The North Ossetian Supreme Court found Kulayev guilty of taking hostages, responsibility for the deaths of 330 people in September 2004 and of inflicting material damage worth $1.3 million.

Judge Tamerlan Aguzarov said that Kulayev had detonated a bomb that had dealt bodily harm to hostages and government troops. He said that 16 male hostages whom the militants executed on the first day of the assault had died in part due to Kulayev's actions.

Kulayev was also found guilty of shooting children and other hostages who tried to escape the school on the chaos-filled third day of the crisis. He had claimed in court that while he participated in the raid, he did not kill anyone.

"Kulayev deserves the death penalty, but is sentenced to life in prison because a moratorium (on death penalty) is in place," Aguzarov said.

Asked whether he understood the verdict, Kulayev, a Chechen, nodded his freshly shaved head to indicate yes. He has 10 days to appeal the sentence.

Prosecutors had demanded the death penalty for Kulayev, but Russia suspended the death penalty when it joined the Council of Europe a decade ago. Deputy Prosecutor-General Nikolai Shepel, who led the government's case, said he was satisfied with the verdict.

"Kulayev has been pronounced guilty on all counts," Shepel told reporters.

But victims' relatives were deeply critical of the trial, and the Mothers of Beslan activist group accused prosecutors of carrying out a "superficial and one-sided investigation ... meant only to establish the terrorists' and Kulayev's guilt."

The group said investigators had not probed who was responsible for a chain of alleged errors: the failure to take security measures in spite of a heightened danger of terrorist attacks, the refusal to negotiate with the hostage-takers, underreporting the number of hostages involved early in the crisis, the lack of preparation for storming the school, the unpreparedness of the rescue services and the "uncontrolled use of tanks, flame-throwers, grenade-launchers and other weapons."

Shepel repeated Friday that the prosecutors' view that the officials handling the rescue operation had not been negligent.
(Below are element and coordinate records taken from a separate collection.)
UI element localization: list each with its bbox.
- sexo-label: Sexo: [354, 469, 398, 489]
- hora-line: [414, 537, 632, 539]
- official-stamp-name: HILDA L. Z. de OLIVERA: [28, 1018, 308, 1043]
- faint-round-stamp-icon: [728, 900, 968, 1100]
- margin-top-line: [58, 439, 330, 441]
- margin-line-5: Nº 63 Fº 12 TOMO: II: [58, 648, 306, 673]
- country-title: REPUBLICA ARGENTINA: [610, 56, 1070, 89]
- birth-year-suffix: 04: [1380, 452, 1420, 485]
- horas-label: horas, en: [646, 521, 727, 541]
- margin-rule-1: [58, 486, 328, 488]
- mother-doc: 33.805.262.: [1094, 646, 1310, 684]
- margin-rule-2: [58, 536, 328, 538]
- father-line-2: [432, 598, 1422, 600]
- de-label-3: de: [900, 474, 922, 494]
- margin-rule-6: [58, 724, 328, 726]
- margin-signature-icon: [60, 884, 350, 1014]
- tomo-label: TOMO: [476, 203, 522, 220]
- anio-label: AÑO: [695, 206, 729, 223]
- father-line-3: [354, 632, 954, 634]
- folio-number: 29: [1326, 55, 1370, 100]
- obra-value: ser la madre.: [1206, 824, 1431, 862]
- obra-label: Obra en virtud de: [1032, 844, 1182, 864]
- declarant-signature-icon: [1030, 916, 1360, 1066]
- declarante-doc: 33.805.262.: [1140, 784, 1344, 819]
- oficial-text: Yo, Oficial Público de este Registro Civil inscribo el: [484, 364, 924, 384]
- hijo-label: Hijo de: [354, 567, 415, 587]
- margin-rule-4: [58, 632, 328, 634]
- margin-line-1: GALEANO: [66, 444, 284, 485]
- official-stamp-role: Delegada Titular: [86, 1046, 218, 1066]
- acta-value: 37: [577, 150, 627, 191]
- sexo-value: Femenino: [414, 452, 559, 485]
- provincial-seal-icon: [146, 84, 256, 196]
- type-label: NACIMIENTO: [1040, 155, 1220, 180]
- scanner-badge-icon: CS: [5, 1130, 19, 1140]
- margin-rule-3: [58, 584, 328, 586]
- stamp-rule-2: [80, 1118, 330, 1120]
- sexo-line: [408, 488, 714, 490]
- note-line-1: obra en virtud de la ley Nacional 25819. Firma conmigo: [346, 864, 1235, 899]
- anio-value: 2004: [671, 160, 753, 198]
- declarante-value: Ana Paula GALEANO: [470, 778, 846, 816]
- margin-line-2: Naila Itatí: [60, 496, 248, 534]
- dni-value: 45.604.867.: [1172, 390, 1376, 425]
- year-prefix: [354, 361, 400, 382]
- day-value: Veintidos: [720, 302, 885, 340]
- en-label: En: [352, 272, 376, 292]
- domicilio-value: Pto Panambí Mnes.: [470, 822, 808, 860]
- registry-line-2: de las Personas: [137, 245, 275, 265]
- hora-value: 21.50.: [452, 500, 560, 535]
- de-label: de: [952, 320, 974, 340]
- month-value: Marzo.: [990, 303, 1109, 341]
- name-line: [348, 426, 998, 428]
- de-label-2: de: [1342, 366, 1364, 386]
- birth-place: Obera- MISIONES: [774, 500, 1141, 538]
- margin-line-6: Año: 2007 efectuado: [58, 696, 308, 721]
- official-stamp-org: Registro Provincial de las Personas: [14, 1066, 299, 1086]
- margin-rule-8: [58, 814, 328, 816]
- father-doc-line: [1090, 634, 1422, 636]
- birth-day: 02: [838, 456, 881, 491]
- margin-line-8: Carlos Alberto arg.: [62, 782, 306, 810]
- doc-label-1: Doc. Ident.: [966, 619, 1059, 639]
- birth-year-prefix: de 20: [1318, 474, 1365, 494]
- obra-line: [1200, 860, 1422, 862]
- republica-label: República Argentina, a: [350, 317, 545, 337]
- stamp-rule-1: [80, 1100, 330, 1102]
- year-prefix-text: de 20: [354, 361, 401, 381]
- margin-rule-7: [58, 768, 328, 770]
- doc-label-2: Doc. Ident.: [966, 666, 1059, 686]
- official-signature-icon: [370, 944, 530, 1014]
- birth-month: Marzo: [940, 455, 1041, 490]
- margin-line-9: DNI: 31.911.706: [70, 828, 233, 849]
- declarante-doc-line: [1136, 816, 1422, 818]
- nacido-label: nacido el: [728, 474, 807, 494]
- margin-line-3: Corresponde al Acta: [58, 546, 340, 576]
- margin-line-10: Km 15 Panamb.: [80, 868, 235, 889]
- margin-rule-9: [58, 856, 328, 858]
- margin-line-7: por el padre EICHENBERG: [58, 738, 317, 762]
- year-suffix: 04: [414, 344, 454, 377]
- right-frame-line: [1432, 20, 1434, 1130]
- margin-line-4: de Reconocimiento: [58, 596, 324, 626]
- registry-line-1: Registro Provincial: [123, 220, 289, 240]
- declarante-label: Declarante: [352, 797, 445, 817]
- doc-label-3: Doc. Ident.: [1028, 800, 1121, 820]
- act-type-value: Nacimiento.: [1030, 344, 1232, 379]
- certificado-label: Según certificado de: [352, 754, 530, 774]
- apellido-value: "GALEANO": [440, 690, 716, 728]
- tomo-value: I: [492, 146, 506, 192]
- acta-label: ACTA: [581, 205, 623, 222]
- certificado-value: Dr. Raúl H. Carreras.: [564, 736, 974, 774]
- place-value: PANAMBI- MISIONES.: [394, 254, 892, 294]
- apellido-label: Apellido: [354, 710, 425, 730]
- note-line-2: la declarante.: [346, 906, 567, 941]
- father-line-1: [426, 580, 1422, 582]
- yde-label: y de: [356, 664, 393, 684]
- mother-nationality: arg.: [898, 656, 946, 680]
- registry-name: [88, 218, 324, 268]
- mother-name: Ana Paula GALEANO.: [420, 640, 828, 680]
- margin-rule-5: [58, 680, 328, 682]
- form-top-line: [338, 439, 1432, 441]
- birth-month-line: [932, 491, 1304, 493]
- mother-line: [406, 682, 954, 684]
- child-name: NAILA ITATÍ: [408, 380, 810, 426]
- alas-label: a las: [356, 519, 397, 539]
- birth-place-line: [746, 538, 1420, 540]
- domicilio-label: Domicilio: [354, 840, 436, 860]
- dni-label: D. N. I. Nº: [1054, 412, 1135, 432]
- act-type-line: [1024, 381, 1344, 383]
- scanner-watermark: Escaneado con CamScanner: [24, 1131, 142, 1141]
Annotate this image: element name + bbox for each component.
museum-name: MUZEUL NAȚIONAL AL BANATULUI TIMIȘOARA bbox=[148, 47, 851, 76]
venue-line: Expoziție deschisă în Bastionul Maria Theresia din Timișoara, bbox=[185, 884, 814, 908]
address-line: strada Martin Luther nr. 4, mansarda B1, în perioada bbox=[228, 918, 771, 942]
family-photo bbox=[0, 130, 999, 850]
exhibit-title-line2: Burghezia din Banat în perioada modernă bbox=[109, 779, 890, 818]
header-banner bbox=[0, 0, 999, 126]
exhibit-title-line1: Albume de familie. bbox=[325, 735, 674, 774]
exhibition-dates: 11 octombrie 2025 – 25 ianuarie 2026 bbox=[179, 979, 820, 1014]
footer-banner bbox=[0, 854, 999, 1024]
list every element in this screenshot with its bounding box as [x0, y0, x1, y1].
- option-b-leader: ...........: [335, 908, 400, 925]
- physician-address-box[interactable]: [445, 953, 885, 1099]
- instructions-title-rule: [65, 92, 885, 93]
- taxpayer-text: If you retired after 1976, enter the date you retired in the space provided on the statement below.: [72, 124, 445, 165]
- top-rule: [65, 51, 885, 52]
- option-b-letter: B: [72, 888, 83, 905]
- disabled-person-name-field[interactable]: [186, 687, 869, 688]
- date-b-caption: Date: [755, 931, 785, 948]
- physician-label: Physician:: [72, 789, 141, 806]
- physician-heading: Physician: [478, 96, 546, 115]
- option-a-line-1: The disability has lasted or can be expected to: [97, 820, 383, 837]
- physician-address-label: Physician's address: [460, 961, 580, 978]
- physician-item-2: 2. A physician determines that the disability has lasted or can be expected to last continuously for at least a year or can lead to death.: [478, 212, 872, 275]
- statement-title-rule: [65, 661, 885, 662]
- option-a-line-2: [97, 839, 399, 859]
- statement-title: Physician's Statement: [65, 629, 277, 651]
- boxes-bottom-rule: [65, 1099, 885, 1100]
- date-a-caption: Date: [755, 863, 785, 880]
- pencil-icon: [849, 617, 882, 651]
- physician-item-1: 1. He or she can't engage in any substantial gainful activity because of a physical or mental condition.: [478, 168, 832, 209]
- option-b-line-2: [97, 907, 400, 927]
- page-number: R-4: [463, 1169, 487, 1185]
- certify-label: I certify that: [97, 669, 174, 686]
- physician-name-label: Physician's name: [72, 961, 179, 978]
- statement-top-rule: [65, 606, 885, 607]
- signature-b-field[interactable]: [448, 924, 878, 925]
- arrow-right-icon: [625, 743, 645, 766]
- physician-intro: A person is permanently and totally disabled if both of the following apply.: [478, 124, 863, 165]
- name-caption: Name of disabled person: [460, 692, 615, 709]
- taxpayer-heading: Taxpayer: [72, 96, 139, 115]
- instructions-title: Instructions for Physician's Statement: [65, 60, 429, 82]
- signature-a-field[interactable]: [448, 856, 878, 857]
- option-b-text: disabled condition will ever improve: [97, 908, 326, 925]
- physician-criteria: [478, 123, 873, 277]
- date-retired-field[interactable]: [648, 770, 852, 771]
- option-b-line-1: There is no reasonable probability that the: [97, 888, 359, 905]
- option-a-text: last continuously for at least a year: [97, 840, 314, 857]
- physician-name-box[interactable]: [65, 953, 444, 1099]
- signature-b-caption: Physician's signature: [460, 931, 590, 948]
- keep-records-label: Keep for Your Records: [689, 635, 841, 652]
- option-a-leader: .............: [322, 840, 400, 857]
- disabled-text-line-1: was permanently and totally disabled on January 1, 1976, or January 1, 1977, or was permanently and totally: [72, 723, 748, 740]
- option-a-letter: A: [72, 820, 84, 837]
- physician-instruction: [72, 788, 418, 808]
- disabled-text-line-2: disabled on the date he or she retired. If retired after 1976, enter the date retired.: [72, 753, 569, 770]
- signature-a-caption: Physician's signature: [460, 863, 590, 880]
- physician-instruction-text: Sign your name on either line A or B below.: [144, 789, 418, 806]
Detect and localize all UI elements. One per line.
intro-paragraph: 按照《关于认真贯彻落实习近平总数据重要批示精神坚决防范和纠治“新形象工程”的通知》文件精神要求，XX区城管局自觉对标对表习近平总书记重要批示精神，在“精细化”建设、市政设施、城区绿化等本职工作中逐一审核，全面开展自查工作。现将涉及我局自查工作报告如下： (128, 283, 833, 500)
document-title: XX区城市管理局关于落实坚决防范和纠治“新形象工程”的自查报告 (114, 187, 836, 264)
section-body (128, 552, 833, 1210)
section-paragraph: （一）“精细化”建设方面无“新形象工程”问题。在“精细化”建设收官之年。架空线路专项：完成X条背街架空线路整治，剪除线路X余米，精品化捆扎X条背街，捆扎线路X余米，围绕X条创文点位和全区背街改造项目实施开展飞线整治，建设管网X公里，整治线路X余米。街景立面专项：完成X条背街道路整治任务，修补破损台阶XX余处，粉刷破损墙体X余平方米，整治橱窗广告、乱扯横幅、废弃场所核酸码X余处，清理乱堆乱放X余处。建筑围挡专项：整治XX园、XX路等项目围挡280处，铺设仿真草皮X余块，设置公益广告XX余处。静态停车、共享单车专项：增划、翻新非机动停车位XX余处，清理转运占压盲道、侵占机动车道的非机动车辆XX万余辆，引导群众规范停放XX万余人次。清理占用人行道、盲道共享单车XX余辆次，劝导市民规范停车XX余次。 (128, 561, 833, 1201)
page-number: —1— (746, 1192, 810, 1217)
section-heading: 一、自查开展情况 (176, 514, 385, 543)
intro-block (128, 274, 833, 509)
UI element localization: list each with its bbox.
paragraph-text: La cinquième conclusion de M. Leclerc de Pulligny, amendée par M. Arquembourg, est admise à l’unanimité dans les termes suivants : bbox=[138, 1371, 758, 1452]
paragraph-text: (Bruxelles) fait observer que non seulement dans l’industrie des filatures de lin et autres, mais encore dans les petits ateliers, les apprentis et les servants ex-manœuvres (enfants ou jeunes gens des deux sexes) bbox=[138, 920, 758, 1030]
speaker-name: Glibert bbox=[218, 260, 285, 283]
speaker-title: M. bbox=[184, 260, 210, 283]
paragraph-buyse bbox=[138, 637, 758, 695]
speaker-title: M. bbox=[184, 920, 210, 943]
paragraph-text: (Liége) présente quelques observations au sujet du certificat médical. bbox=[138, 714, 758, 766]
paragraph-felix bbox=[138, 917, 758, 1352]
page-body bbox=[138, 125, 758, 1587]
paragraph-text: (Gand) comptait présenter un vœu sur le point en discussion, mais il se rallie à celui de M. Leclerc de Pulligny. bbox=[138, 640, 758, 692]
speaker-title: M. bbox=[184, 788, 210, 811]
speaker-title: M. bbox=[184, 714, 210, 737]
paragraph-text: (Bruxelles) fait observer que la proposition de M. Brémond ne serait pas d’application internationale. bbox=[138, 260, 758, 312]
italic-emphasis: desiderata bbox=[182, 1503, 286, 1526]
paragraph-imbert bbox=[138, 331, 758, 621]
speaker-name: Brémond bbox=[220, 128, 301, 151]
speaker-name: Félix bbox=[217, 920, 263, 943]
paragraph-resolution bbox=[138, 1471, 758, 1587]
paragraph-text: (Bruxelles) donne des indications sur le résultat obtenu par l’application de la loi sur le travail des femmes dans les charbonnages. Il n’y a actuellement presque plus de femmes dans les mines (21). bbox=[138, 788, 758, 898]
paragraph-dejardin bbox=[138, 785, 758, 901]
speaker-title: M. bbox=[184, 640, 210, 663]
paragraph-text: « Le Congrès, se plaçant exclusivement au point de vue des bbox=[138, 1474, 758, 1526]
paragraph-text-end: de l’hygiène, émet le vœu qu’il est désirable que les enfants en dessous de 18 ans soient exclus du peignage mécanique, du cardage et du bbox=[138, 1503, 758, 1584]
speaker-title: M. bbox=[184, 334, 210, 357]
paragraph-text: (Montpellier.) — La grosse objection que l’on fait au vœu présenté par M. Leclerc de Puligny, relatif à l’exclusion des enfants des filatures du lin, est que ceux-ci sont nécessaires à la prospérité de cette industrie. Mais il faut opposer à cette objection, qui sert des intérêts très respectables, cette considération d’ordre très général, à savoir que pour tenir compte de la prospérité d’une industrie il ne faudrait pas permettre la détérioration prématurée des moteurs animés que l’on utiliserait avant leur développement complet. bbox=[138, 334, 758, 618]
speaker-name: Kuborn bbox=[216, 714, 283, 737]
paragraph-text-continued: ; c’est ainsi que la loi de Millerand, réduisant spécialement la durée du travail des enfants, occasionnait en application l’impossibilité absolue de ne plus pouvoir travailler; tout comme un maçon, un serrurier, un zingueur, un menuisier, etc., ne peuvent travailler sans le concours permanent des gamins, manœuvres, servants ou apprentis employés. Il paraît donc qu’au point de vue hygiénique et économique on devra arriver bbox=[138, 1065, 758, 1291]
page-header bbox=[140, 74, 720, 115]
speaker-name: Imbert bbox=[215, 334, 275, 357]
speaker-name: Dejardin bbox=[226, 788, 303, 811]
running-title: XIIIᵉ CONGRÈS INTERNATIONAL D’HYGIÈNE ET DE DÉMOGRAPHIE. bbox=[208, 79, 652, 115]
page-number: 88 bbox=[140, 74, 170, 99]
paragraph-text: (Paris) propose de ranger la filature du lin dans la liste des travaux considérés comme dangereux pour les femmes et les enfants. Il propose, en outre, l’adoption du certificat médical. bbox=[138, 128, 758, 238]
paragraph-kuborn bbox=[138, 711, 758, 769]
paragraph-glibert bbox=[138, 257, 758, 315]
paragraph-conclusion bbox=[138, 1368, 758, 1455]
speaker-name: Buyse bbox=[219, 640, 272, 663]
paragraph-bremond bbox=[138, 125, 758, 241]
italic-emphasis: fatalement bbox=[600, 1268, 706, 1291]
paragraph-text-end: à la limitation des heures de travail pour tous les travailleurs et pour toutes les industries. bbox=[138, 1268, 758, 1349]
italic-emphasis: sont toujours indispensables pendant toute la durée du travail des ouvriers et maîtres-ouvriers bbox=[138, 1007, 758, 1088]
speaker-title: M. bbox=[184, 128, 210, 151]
"The actions of the members of the operational headquarters have been investigated. We found their actions did not constitute a crime," Shepel told reporters.

On the street outside the court, pandemonium broke out after the court session as relatives shouted and tussled with one another and with reporters.

"I expected the death penalty and it is not right he was sentenced to life in prison," said Rita Sidakova, a leader of the Mothers of Beslan activist group. "He is guilty of the deaths of hundreds of people but himself has remained alive and my daughter is dead."

But Ella Kesayeva, of the rival Voice of Beslan organization, said Kulayev remained too valuable a witness to allow to be killed.

"Preserving Kulayev's life gives us hope that all circumstances of the terrorist act in Beslan sooner or later will be investigated," Kesayeva said. "Alive, Kulayev can give evidence on the main part of the case. We hope to learn the truth about Beslan."